Im Rahmen des Forschungsprojekts haben wir folgende Zielsetzungen:
- Ein barrierefreies Assistenzsystem, das Teilhabe ermöglicht – mit gesprochener Kommunikation, vereinfachten Begriffen und einer empathischen Benutzeroberfläche, die Menschen mit Unterstützungsbedarf echte finanzielle Teilhabe verschafft.

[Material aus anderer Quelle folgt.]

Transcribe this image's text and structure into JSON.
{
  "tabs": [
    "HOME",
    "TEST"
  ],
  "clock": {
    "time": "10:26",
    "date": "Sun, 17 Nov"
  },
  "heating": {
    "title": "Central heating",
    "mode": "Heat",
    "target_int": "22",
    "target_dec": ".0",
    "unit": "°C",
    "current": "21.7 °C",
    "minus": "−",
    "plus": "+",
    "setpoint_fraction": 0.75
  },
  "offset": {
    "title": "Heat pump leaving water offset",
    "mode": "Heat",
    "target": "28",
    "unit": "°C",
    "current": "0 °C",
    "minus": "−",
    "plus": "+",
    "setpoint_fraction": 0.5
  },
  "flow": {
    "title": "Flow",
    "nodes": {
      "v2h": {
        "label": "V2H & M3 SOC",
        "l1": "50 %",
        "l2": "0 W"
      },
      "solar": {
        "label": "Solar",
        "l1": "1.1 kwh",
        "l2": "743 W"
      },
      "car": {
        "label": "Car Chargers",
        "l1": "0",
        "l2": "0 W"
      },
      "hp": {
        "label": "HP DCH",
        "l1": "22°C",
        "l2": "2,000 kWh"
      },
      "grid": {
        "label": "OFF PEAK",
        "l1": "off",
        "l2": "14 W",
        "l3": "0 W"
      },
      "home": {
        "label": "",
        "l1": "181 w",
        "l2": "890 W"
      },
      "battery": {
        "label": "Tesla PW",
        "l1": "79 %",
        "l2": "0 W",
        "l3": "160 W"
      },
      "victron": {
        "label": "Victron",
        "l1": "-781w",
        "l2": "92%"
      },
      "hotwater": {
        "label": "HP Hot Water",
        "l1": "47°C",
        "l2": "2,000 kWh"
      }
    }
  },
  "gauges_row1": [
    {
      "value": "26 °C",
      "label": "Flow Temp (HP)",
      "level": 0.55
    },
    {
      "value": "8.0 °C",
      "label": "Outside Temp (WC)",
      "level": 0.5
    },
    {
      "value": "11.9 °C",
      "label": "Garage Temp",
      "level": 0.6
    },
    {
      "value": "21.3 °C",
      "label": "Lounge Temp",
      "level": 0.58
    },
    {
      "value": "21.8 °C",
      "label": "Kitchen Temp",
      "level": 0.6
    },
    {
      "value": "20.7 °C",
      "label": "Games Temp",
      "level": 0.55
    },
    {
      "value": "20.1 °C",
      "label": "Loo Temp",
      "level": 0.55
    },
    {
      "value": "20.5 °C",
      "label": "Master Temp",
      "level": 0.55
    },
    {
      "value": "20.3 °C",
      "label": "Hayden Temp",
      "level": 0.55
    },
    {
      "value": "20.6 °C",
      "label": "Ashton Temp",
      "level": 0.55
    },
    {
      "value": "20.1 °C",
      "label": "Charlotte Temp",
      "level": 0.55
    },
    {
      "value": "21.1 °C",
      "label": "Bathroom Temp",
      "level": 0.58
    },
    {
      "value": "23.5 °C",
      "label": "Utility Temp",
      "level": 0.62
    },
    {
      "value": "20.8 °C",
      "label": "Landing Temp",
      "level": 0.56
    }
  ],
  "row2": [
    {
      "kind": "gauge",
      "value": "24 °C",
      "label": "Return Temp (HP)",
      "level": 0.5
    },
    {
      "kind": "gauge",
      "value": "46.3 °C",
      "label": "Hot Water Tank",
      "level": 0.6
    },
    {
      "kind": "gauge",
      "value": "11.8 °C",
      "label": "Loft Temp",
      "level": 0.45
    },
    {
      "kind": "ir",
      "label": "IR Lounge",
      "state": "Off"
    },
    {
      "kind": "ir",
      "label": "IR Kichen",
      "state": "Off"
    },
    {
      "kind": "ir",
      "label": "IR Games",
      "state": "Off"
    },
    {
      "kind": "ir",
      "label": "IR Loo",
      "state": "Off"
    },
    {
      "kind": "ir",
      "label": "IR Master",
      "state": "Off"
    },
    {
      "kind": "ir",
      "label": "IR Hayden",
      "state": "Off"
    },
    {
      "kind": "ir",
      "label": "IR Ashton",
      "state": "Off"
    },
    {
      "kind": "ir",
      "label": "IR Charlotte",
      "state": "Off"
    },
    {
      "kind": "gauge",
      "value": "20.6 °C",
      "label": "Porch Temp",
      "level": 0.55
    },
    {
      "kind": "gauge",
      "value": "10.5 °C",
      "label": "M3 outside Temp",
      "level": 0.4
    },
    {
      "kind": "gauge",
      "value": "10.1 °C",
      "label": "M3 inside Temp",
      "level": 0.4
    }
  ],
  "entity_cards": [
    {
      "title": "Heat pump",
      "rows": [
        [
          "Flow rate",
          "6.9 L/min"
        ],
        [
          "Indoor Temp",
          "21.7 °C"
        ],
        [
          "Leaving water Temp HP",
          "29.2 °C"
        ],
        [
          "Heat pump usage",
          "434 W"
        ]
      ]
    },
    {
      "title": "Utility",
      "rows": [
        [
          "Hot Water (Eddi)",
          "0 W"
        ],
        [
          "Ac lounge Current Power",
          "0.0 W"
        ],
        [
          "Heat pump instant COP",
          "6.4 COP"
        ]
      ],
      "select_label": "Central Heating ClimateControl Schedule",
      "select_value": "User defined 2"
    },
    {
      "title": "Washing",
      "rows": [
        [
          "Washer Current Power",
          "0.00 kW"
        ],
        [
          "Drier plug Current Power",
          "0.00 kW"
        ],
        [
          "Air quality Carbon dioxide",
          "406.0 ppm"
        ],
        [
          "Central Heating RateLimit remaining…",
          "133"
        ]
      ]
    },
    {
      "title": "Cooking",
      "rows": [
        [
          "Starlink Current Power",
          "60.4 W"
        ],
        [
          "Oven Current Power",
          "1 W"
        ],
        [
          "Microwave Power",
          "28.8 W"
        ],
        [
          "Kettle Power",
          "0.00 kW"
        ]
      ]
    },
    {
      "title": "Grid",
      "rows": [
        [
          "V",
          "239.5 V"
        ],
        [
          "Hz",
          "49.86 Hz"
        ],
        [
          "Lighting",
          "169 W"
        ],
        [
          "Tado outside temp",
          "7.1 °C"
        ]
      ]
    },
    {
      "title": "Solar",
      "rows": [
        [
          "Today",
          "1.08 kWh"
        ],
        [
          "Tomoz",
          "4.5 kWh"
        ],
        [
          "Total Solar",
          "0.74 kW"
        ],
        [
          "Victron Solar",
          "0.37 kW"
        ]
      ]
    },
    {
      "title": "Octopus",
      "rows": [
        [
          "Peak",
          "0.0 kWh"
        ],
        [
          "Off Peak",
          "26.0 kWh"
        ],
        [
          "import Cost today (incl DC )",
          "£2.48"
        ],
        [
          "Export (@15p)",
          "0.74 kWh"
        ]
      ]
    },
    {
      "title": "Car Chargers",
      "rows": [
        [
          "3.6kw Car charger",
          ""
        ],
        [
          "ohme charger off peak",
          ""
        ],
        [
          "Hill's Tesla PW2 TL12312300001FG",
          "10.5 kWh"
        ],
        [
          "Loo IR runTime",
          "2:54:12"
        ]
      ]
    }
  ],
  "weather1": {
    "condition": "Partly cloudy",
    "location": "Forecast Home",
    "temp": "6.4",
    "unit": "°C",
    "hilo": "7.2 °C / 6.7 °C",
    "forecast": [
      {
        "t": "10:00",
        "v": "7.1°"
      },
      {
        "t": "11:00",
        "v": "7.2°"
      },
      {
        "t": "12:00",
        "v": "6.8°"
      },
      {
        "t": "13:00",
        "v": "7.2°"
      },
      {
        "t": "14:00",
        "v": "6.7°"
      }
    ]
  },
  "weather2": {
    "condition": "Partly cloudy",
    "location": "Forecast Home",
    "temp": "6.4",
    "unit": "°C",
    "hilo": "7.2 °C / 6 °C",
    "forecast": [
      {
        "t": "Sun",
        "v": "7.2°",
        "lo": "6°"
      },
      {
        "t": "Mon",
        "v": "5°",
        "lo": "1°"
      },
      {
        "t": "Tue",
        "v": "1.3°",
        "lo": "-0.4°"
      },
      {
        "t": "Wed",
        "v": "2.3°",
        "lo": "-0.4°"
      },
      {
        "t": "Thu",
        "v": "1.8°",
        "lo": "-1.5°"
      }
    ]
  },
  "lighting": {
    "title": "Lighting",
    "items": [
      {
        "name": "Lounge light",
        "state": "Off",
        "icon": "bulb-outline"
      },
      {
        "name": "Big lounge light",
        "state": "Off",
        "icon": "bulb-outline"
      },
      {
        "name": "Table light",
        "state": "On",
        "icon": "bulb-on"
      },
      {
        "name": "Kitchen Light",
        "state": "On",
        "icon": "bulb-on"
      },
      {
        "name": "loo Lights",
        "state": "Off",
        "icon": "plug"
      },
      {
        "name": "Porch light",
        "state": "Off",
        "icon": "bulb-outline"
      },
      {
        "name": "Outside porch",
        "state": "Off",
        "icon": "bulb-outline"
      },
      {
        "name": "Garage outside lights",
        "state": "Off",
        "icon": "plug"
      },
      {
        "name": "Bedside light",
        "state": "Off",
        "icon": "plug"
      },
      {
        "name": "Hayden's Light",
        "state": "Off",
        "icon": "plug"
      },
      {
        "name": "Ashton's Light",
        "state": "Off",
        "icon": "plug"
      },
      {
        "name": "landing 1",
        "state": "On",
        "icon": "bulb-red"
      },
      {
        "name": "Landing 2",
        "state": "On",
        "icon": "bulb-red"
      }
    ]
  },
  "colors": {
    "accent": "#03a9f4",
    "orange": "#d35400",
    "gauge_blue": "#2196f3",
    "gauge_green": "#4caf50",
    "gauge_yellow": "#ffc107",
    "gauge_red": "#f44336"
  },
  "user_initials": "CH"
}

- KI-gestützte Analytik für bessere Budgetentscheidungen – durch intelligente Klassifikation, Mustererkennung und Anomalieanalyse auf Basis realer Transaktionsverläufe, die unterstützungsbedürftige Personen wie auch Betreuungspersonal helfen, Budgets vorausschauend und verantwortungsvoll zu steuern.
- Ein reaktionsfähiges Begleitsystem für finanzielle Sicherheit, das auffällige Transaktionen frühzeitig erkennt, automatische Unterstützung auslöst und Bezugspersonen gezielt einbindet; damit können unterstützungsbedürftige Menschen eigenverantwortlich handeln, ohne Risiken allein tragen zu müssen.
- Echten Impact, der sich insbesondere durch gesteigerte finanzielle Selbstwirksamkeit, Entlastung von Betreuungspersonen und Prävention von Missbrauch ausdrückt.
Damit erhalten einerseits unterstützungsbedürftige Personen Zugang zu budgetärer Eigenverantwortung ohne Überforderung und andererseits soziale Organisationen bzw Betreuende sowie Angehörige / Erwachsenenvertreter Tools zur Übersicht, Früherkennung und Kommunikation. Diese Form der „sozialen KI“ adressiert eine Zielgruppe, die bisher nicht im Fokus der Digitalisierung stand, und erweitert damit sowohl das technische Innovationsspektrum als auch das gesellschaftliche Verständnis von Inklusion.